By David Haviland, Beaumont Capital Management
Since 2009, bond purchases by the Fed have driven rates to historic lows. The money supply has ballooned. Primary liquidity of corporate bonds has been significantly reduced. These are massive structural changes to our bond markets.
The Fed and its Balance Sheet
The 2007-2009 financial crisis has had many unintended consequences. First, to lend liquidity into the financial system and to help lower bond prices and interest rates in an effort to stimulate our economy, the U.S. Federal Reserve Banks (Fed) started buying bonds. With these purchases, the Fed’s balance sheet ballooned to almost four and a half trillion dollars. Over 41% of this are bonds backed by U.S. household mortgages. Today about 12% of the country’s household mortgages (over $1.7 trillion), and
$2.5 trillion of our country’s treasury bonds, are now owned by the Fed, our Central Bank.
The Overstimulated Monetary Base
Our money supply, or monetary base, is simply the total amount of currency in circulation plus commercial bank deposit reserves. Since the crisis, in addition to the Fed’s balance sheet quintupling, our monetary base has quadrupled from ~$850 billion to $3.6 trillion. These are two of the largest forms of monetary stimulus used to prevent the Great Recession from becoming another Great Depression.
We are grateful to have avoided another depression, but how do we get rid of the stimulus outlined above without sparking new unintended consequences?
Meanwhile, from 1/1/08 to 12/31/16, the U.S. economy (real GDP) has only grown 12.3% or 1.3% annualized growth1. In 2016 the U.S. economy had a record 11th straight year with real GDP growth less than 3%2. Politics aside, we wonder if the economy has grown enough to absorb the stimulus outlined above. Put simply, the monetary stimulus that has been injected into our economy is larger than anything tried before and we are concerned that any hint of inflation may cause interest rates to rise rapidly due to this monetary stimulus leftover in the system. We also worry that if the Fed or another entity starts to sell a significant portion of the bonds it owns (large selling means more supply without increased demand) it will likely just add to the rising rate fire.

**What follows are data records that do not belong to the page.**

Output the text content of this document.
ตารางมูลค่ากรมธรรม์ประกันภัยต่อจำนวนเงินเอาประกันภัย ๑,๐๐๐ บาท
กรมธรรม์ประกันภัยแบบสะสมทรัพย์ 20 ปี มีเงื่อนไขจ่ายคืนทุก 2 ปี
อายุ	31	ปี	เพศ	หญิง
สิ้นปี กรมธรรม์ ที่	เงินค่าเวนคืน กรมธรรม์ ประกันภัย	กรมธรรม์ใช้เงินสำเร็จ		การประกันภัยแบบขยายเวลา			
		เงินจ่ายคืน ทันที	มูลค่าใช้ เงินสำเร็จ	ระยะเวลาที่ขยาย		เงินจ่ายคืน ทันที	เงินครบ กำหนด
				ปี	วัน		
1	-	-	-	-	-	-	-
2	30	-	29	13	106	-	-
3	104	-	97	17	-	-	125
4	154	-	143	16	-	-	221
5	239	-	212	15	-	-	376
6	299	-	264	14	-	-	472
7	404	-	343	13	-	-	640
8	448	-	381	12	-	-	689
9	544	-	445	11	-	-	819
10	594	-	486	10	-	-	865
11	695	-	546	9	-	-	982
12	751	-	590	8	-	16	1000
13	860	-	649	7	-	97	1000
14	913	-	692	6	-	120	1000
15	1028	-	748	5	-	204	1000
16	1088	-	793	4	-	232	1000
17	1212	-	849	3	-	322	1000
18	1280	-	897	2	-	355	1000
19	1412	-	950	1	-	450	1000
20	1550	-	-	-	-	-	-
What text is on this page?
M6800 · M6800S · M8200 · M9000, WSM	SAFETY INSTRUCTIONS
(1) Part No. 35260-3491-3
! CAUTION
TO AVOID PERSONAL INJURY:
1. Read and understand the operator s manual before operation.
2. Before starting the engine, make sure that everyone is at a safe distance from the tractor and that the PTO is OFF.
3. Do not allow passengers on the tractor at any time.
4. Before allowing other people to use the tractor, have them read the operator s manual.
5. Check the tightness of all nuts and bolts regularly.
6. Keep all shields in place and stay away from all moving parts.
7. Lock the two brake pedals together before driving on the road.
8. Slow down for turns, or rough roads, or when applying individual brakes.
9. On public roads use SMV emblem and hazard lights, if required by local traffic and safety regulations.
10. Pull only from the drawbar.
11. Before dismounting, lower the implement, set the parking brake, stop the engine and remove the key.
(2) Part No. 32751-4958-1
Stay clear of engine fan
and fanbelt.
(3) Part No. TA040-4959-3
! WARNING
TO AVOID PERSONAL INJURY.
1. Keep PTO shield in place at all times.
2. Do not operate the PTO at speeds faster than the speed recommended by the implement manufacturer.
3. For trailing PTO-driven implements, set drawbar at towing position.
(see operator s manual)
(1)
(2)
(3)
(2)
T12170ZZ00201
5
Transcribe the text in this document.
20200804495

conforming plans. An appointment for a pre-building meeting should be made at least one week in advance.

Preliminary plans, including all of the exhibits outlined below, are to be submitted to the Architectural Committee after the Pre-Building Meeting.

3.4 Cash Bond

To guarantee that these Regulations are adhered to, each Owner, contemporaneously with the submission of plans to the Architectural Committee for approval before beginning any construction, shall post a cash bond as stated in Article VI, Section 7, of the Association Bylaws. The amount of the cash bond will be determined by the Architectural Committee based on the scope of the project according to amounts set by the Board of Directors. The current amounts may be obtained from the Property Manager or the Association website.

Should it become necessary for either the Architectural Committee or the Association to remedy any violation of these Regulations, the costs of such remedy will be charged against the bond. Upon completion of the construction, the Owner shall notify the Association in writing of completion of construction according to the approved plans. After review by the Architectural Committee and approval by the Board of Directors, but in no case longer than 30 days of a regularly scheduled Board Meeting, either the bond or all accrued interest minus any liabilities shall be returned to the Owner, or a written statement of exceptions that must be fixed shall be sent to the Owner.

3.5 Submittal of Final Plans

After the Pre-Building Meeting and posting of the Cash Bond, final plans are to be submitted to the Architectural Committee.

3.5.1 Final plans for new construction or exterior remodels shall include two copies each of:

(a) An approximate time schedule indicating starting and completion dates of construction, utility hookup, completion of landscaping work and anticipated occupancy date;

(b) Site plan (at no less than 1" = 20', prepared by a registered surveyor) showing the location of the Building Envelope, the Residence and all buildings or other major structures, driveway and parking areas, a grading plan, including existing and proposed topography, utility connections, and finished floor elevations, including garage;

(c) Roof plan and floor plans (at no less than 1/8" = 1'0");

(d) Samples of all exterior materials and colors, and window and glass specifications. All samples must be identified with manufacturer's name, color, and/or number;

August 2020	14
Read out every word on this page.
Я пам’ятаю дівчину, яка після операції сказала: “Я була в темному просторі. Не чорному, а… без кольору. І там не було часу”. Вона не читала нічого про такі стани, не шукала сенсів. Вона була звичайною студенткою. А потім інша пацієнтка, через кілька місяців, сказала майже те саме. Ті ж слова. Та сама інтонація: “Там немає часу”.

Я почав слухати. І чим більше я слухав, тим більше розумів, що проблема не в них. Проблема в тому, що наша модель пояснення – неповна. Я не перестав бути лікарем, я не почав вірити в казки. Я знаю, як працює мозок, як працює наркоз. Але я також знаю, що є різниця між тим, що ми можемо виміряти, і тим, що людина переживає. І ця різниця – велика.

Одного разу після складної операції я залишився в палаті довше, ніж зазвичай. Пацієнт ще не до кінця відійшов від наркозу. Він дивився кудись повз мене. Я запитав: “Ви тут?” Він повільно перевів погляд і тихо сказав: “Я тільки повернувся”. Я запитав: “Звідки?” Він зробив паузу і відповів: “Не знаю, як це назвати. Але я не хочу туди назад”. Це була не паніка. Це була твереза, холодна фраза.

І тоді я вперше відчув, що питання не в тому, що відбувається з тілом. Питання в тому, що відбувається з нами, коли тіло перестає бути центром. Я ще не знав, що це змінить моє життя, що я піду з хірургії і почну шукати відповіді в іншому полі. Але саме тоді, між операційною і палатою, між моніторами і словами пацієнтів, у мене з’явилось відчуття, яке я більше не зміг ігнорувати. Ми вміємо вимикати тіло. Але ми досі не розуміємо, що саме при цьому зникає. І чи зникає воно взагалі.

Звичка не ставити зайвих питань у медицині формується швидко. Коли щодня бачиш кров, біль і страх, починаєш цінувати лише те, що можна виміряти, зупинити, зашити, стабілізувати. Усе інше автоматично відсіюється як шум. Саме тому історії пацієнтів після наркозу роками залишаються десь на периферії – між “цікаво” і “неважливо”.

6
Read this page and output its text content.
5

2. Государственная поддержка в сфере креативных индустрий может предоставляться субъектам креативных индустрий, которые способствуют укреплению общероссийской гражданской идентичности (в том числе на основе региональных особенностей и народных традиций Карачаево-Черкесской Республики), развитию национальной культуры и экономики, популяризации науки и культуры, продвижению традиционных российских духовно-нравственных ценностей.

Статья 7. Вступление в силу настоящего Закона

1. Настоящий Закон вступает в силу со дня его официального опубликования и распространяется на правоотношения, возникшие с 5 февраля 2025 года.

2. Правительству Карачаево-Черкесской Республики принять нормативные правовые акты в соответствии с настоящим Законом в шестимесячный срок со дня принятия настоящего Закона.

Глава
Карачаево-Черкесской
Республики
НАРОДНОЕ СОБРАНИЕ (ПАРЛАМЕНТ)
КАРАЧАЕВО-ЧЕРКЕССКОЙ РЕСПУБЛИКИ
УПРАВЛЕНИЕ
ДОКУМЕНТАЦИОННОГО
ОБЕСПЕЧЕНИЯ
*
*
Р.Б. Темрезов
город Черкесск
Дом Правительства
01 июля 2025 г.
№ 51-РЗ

Now let’s discuss corporate bonds. According to JPMorgan Asset Management, as of June of 2016, there were 4,333 stocks listed on U.S. exchanges. In comparison, according to PIMCO, there are over 300,000 corporate bonds issued and outstanding today. These typically trade over the counter and are non-standardized (meaning they have differing repayment seniority, covenants and indentures). PIMCO also shared that while the typical stock will trade 3,800 times per day, the most liquid corporate bonds only trade about 65-85 times a day. If liquidity were to begin to dry up like it did in 2007-2009, many bonds would not have a bid and could not be sold or only sold at fire sale prices.